I think this essay, the introduction to Mirrorshades the anthology by Bruce Sterling, covers the ground best of all.

http://cyberpunk.asia/cp_project.php?txt=182&lng=fr

And to this day I still always have some mirrorshades around to whip on and disturb people with. Just cause.
 
Maybe the Ziru Sirka wasn't very effective. The result was that every world had to be a member world, but economics was extremely inefficient.

Thus there was lots of room for ships like the Solar Queen, and wanderers such as Dumarest, who really couldn't tell if there was a true hegemony holding worlds together, or not.


I'll take back the "inefficient"/"ineffective" part, because the ZS was clearly successful at surviving.

WHAT can an interstellar empire do with its resources?

* expand or secure borders
* keep member worlds safe
* pursue external politics (embassies, trade and embargos, wars)
* pursue internal politics (diplomacy, border management, stop Bad War)
* regulate trade
* research

The Ziru Sirka was not against research: no Vilani would say that, either. You don't state what you're for by stating what you're against: you end up with only one facet of your actual position.

And you don't support a technic empire by saying "we're against technology".

Policy or culture or law or whatever you want to call it guides the empire in a direction that happens to leave research by the wayside.

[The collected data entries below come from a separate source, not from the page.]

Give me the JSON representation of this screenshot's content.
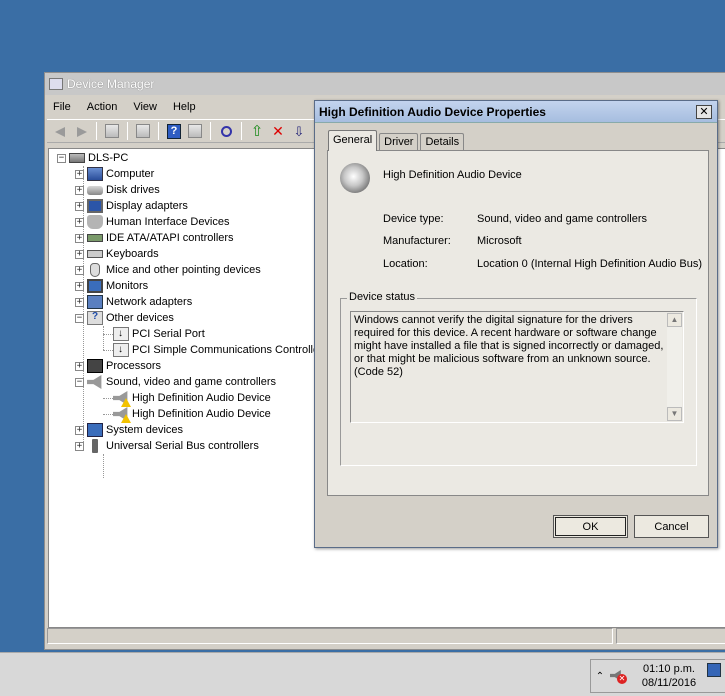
{
  "device_manager": {
    "title": "Device Manager",
    "menu": [
      "File",
      "Action",
      "View",
      "Help"
    ],
    "tree": {
      "root": "DLS-PC",
      "categories": [
        {
          "label": "Computer",
          "icon": "computer-icon",
          "expanded": false
        },
        {
          "label": "Disk drives",
          "icon": "disk-drive-icon",
          "expanded": false
        },
        {
          "label": "Display adapters",
          "icon": "display-adapter-icon",
          "expanded": false
        },
        {
          "label": "Human Interface Devices",
          "icon": "hid-icon",
          "expanded": false
        },
        {
          "label": "IDE ATA/ATAPI controllers",
          "icon": "ide-controller-icon",
          "expanded": false
        },
        {
          "label": "Keyboards",
          "icon": "keyboard-icon",
          "expanded": false
        },
        {
          "label": "Mice and other pointing devices",
          "icon": "mouse-icon",
          "expanded": false
        },
        {
          "label": "Monitors",
          "icon": "monitor-icon",
          "expanded": false
        },
        {
          "label": "Network adapters",
          "icon": "network-adapter-icon",
          "expanded": false
        },
        {
          "label": "Other devices",
          "icon": "other-devices-icon",
          "expanded": true,
          "children": [
            "PCI Serial Port",
            "PCI Simple Communications Controller"
          ]
        },
        {
          "label": "Processors",
          "icon": "processor-icon",
          "expanded": false
        },
        {
          "label": "Sound, video and game controllers",
          "icon": "sound-icon",
          "expanded": true,
          "children": [
            "High Definition Audio Device",
            "High Definition Audio Device"
          ]
        },
        {
          "label": "System devices",
          "icon": "system-devices-icon",
          "expanded": false
        },
        {
          "label": "Universal Serial Bus controllers",
          "icon": "usb-icon",
          "expanded": false
        }
      ]
    }
  },
  "dialog": {
    "title": "High Definition Audio Device Properties",
    "close_glyph": "✕",
    "tabs": [
      "General",
      "Driver",
      "Details"
    ],
    "active_tab": "General",
    "device_name": "High Definition Audio Device",
    "fields": [
      {
        "label": "Device type:",
        "value": "Sound, video and game controllers"
      },
      {
        "label": "Manufacturer:",
        "value": "Microsoft"
      },
      {
        "label": "Location:",
        "value": "Location 0 (Internal High Definition Audio Bus)"
      }
    ],
    "status_legend": "Device status",
    "status_text": "Windows cannot verify the digital signature for the drivers required for this device. A recent hardware or software change might have installed a file that is signed incorrectly or damaged, or that might be malicious software from an unknown source. (Code 52)",
    "ok_label": "OK",
    "cancel_label": "Cancel"
  },
  "taskbar": {
    "time": "01:10 p.m.",
    "date": "08/11/2016",
    "tray_chevron": "⌃"
  }
}
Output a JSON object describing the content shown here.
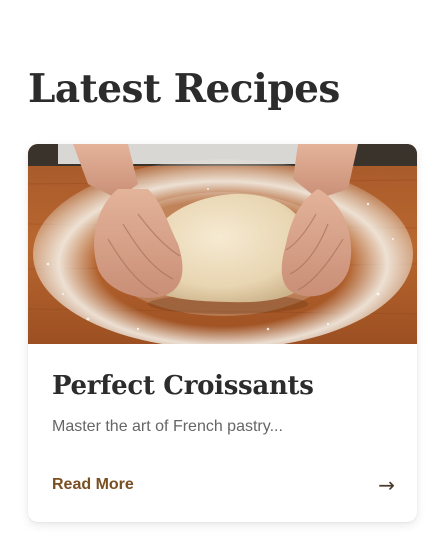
{
  "section": {
    "title": "Latest Recipes"
  },
  "recipes": [
    {
      "title": "Perfect Croissants",
      "description": "Master the art of French pastry...",
      "link_label": "Read More",
      "arrow_glyph": "→",
      "image_icon": "dough-kneading-photo"
    }
  ],
  "colors": {
    "accent": "#7a4f22",
    "heading": "#2c2c2c",
    "body_text": "#666666"
  }
}
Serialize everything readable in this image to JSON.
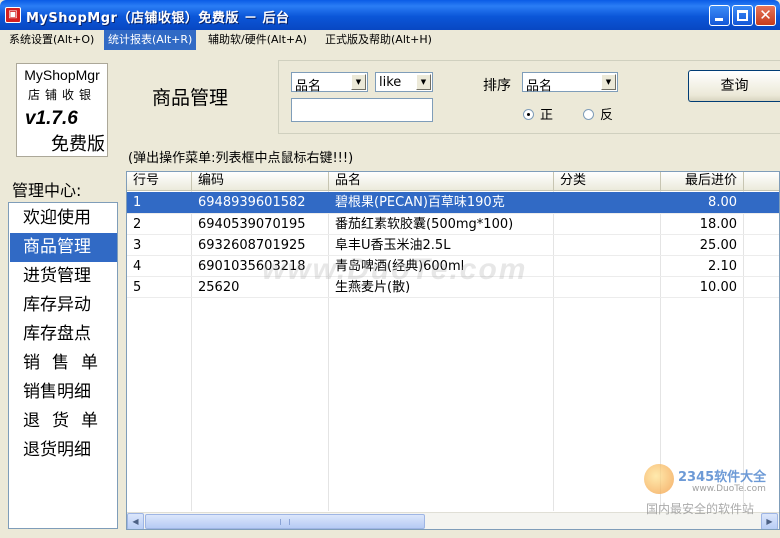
{
  "window": {
    "title": "MyShopMgr（店铺收银）免费版 － 后台",
    "icon_name": "app-red-square-icon"
  },
  "menu": [
    {
      "label": "系统设置(Alt+O)",
      "active": false
    },
    {
      "label": "统计报表(Alt+R)",
      "active": true
    },
    {
      "label": "辅助软/硬件(Alt+A)",
      "active": false
    },
    {
      "label": "正式版及帮助(Alt+H)",
      "active": false
    }
  ],
  "logo": {
    "line1": "MyShopMgr",
    "line2": "店铺收银",
    "version": "v1.7.6",
    "edition": "免费版"
  },
  "page_title": "商品管理",
  "query": {
    "field_select": "品名",
    "op_select": "like",
    "keyword_value": "",
    "sort_label": "排序",
    "sort_select": "品名",
    "sort_asc_label": "正",
    "sort_desc_label": "反",
    "sort_direction": "asc",
    "query_button": "查询"
  },
  "hint": "(弹出操作菜单:列表框中点鼠标右键!!!)",
  "sidebar": {
    "title": "管理中心:",
    "items": [
      "欢迎使用",
      "商品管理",
      "进货管理",
      "库存异动",
      "库存盘点",
      "销售单",
      "销售明细",
      "退货单",
      "退货明细"
    ],
    "active_index": 1
  },
  "table": {
    "columns": [
      "行号",
      "编码",
      "品名",
      "分类",
      "最后进价"
    ],
    "rows": [
      {
        "no": "1",
        "code": "6948939601582",
        "name": "碧根果(PECAN)百草味190克",
        "category": "",
        "price": "8.00"
      },
      {
        "no": "2",
        "code": "6940539070195",
        "name": "番茄红素软胶囊(500mg*100)",
        "category": "",
        "price": "18.00"
      },
      {
        "no": "3",
        "code": "6932608701925",
        "name": "阜丰U香玉米油2.5L",
        "category": "",
        "price": "25.00"
      },
      {
        "no": "4",
        "code": "6901035603218",
        "name": "青岛啤酒(经典)600ml",
        "category": "",
        "price": "2.10"
      },
      {
        "no": "5",
        "code": "25620",
        "name": "生燕麦片(散)",
        "category": "",
        "price": "10.00"
      }
    ],
    "selected_row": 0
  },
  "watermark": {
    "text": "www.DuoTe.com",
    "brand": "2345软件大全",
    "url": "www.DuoTe.com",
    "slogan": "国内最安全的软件站"
  },
  "colors": {
    "selection": "#316ac5",
    "titlebar": "#0b56d8"
  }
}
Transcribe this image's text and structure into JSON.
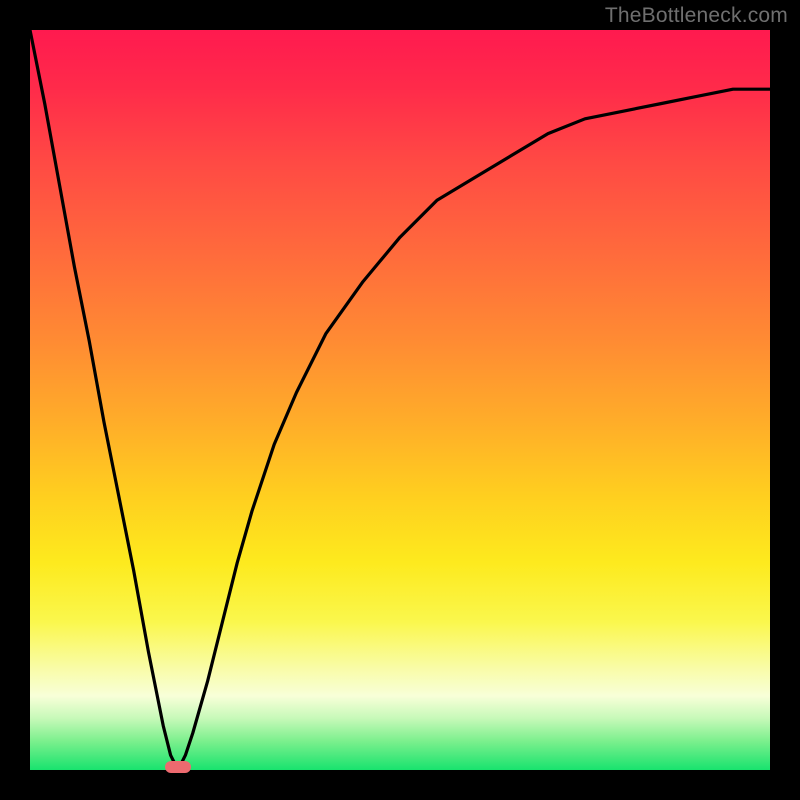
{
  "watermark": {
    "text": "TheBottleneck.com"
  },
  "colors": {
    "frame": "#000000",
    "gradient_stops": [
      "#ff1a4f",
      "#ff2b4a",
      "#ff4a44",
      "#ff6a3c",
      "#ff8b33",
      "#ffad29",
      "#ffcf1f",
      "#fdea1e",
      "#faf74d",
      "#f9fca4",
      "#f8ffd8",
      "#c7f9b9",
      "#7ef08e",
      "#18e36e"
    ],
    "curve": "#000000",
    "floor_mark": "#ed6a6f"
  },
  "chart_data": {
    "type": "line",
    "title": "",
    "xlabel": "",
    "ylabel": "",
    "xlim": [
      0,
      100
    ],
    "ylim": [
      0,
      100
    ],
    "grid": false,
    "legend": false,
    "series": [
      {
        "name": "curve",
        "x": [
          0,
          2,
          4,
          6,
          8,
          10,
          12,
          14,
          16,
          18,
          19,
          20,
          21,
          22,
          24,
          26,
          28,
          30,
          33,
          36,
          40,
          45,
          50,
          55,
          60,
          65,
          70,
          75,
          80,
          85,
          90,
          95,
          100
        ],
        "y": [
          100,
          90,
          79,
          68,
          58,
          47,
          37,
          27,
          16,
          6,
          2,
          0,
          2,
          5,
          12,
          20,
          28,
          35,
          44,
          51,
          59,
          66,
          72,
          77,
          80,
          83,
          86,
          88,
          89,
          90,
          91,
          92,
          92
        ]
      }
    ],
    "annotations": [
      {
        "name": "floor-mark",
        "x": 20,
        "y": 0,
        "shape": "pill",
        "color": "#ed6a6f"
      }
    ],
    "notes": "Values read from pixel geometry of a 740×740 plot area; precision implied by the chart is whole-number percentages."
  }
}
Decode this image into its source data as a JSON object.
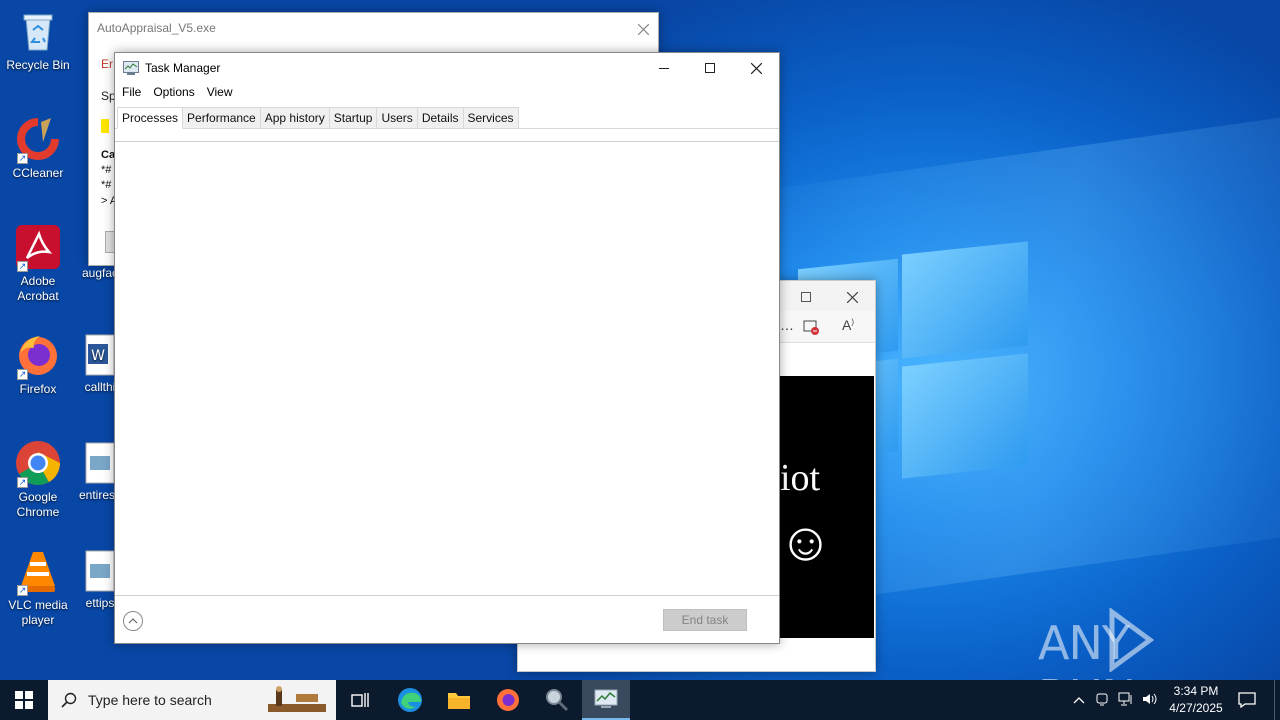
{
  "desktop": {
    "icons": [
      {
        "label": "Recycle Bin"
      },
      {
        "label": "CCleaner"
      },
      {
        "label": "Adobe Acrobat"
      },
      {
        "label": "Firefox"
      },
      {
        "label": "Google Chrome"
      },
      {
        "label": "VLC media player"
      }
    ],
    "icons_col2": [
      {
        "label": "augfac"
      },
      {
        "label": "callthi"
      },
      {
        "label": "entiresc"
      },
      {
        "label": "ettips"
      }
    ],
    "watermark": "ANY RUN"
  },
  "autoappraisal_window": {
    "title": "AutoAppraisal_V5.exe",
    "partial_lines": [
      "Er",
      "Sp",
      "Ca",
      "*#",
      "*#",
      "> A"
    ]
  },
  "browser_fragment": {
    "text": "iot",
    "smiley": "☺"
  },
  "task_manager": {
    "title": "Task Manager",
    "menu": [
      "File",
      "Options",
      "View"
    ],
    "tabs": [
      "Processes",
      "Performance",
      "App history",
      "Startup",
      "Users",
      "Details",
      "Services"
    ],
    "active_tab": "Processes",
    "end_task_label": "End task"
  },
  "taskbar": {
    "search_placeholder": "Type here to search",
    "clock_time": "3:34 PM",
    "clock_date": "4/27/2025"
  },
  "colors": {
    "accent": "#0078d7",
    "taskbar": "#0c1a2e"
  }
}
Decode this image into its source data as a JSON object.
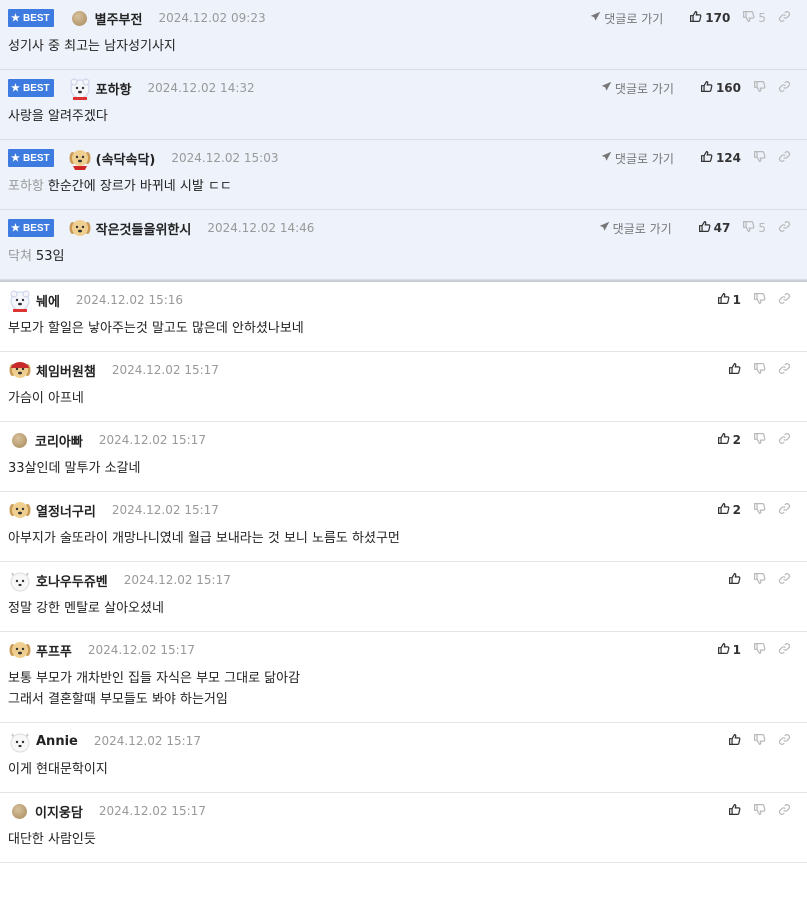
{
  "labels": {
    "best": "BEST",
    "reply": "댓글로 가기"
  },
  "colors": {
    "best_bg": "#edf2fb",
    "badge": "#3d7be0"
  },
  "best_comments": [
    {
      "nick": "별주부전",
      "time": "2024.12.02 09:23",
      "text": "성기사 중 최고는 남자성기사지",
      "mention": "",
      "likes": "170",
      "dislikes": "5",
      "avatar": "dot"
    },
    {
      "nick": "포하항",
      "time": "2024.12.02 14:32",
      "text": "사랑을 알려주겠다",
      "mention": "",
      "likes": "160",
      "dislikes": "",
      "avatar": "polar"
    },
    {
      "nick": "(속닥속닥)",
      "time": "2024.12.02 15:03",
      "text": "한순간에 장르가 바뀌네 시발 ㄷㄷ",
      "mention": "포하항",
      "likes": "124",
      "dislikes": "",
      "avatar": "dog-red"
    },
    {
      "nick": "작은것들을위한시",
      "time": "2024.12.02 14:46",
      "text": "53임",
      "mention": "닥쳐",
      "likes": "47",
      "dislikes": "5",
      "avatar": "dog"
    }
  ],
  "comments": [
    {
      "nick": "눼에",
      "time": "2024.12.02 15:16",
      "text": "부모가 할일은 낳아주는것 말고도 많은데 안하셨나보네",
      "text2": "",
      "likes": "1",
      "avatar": "polar"
    },
    {
      "nick": "체임버원챔",
      "time": "2024.12.02 15:17",
      "text": "가슴이 아프네",
      "text2": "",
      "likes": "",
      "avatar": "dog-hat"
    },
    {
      "nick": "코리아빠",
      "time": "2024.12.02 15:17",
      "text": "33살인데 말투가 소갈네",
      "text2": "",
      "likes": "2",
      "avatar": "dot"
    },
    {
      "nick": "열정너구리",
      "time": "2024.12.02 15:17",
      "text": "아부지가 술또라이 개망나니였네 월급 보내라는 것 보니 노름도 하셨구먼",
      "text2": "",
      "likes": "2",
      "avatar": "dog"
    },
    {
      "nick": "호나우두쥬벤",
      "time": "2024.12.02 15:17",
      "text": "정말 강한 멘탈로 살아오셨네",
      "text2": "",
      "likes": "",
      "avatar": "white"
    },
    {
      "nick": "푸프푸",
      "time": "2024.12.02 15:17",
      "text": "보통 부모가 개차반인 집들 자식은 부모 그대로 닮아감",
      "text2": "그래서 결혼할때 부모들도 봐야 하는거임",
      "likes": "1",
      "avatar": "dog"
    },
    {
      "nick": "Annie",
      "time": "2024.12.02 15:17",
      "text": "이게 현대문학이지",
      "text2": "",
      "likes": "",
      "avatar": "white"
    },
    {
      "nick": "이지웅담",
      "time": "2024.12.02 15:17",
      "text": "대단한 사람인듯",
      "text2": "",
      "likes": "",
      "avatar": "dot"
    }
  ]
}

Super-high technology requires research and time and an interstellar infrastructure to support that research and maintain existing tech.
 
That's the "low tech high tech" vibe, also known as Warhammer 40k.

The "Cyberpunk" feel, as typified by Gibson, Resnick, and Pondsmith, is Style over Substance while still having plenty of the latter. Beyond medical necessity, cyberware is fashion statement, professional necessity, and social rebellion against the powers that have made the world what it is. You wear the chrome proudly, or you conceal the steel beneath cloths and synthetic flesh.

The term was coined after the fiction began to appear.
I guess that makes a little more sense from a genre oriented point of view.

As you and others suggested, GDW wanted to keep that buffer of humans pressing buttons and pulling on control sticks / yokes to operate starships, and likewise with other equipment. I guess otherwise you get people plugging themselves into ships and vehicles and going where they please, and how they please, or weaponzied autobots hovering over your head and heading your every cyberlink command ...

So, Traveller, as a background oriented game, probably doesn't benefit from that.

But, Traveller, as a generic Sci-fi RPG, could possible benefit from some rules addressing this.
 
I'll take back the "inefficient"/"ineffective" part, because the ZS was clearly successful at surviving.

WHAT can an interstellar empire do with its resources?

* expand or secure borders
* keep member worlds safe
* pursue external politics (embassies, trade and embargos, wars)
* pursue internal politics (diplomacy, border management, stop Bad War)
* regulate trade
* research

The Ziru Sirka was not against research: no Vilani would say that, either. You don't state what you're for by stating what you're against: you end up with only one facet of your actual position.

And you don't support a technic empire by saying "we're against technology".

Policy or culture or law or whatever you want to call it guides the empire in a direction that happens to leave research by the wayside.

Super-high technology requires research and time and an interstellar infrastructure to support that research and maintain existing tech.

Very successful. And anti-tech never works. But change is someones a tough adversary. ZS may have actually been a bit tired of their own success.